In recent years, rapid progress has been made in the learning of context free and context sensitive languages using distributional learning (Clark & Eyraud, 2007, Clark, 2010); the recent extension of these results to Multiple Context Free Grammars (Yoshinaka, 2011), and therefore to Minimalist Grammars, means that the classes of languages learnable using these techniques now plausibly include the class of natural languages. That said, all of these results concern merely weak learnability - learnability of the set of strings, and as a result it has been claimed (Berwick et al. 2011) that these results are irrelevant to linguistics, which should be concerned with strong learnability - that is to say learnability of appropriate sets of structural descriptions.
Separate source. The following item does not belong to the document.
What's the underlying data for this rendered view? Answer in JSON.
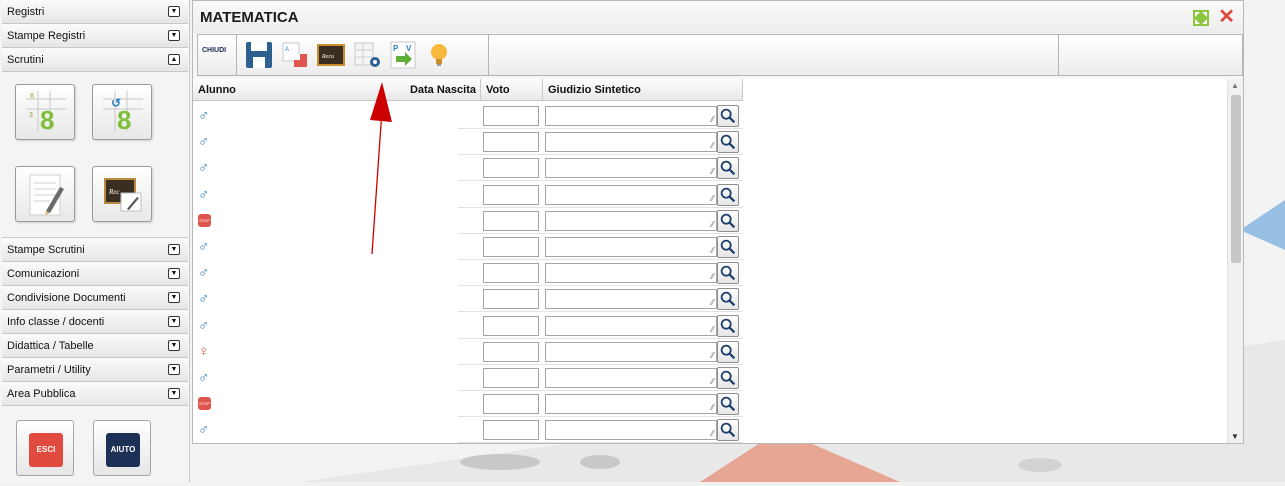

In this talk, I will argue for three points. First, for the methodological point that strong learnability is either technically incoherent or irrelevant for linguistics, and that what should be studied is the weak learnability of sound/meaning pairings. Secondly, that weak learnability is in fact not that far from strong learning when we consider the fact that the examples from which the child is learning consists in reality not just of syntactically well-formed utterances, but rather of utterances that are also semantically well formed. Weak learning of this sublanguage requires implicitly learning the appropriate set of semantic dependencies -- indeed it is approximately equivalent to a naive version of strong learning. Finally, I will discuss some recent research on deriving appropriate sets of structural descriptions from these learned representations; making the implicit dependencies explicit. These structural descriptions turn out to be similar in some respects to those hypothesised by syntacticians: tree structured representations with bundles of features as labels.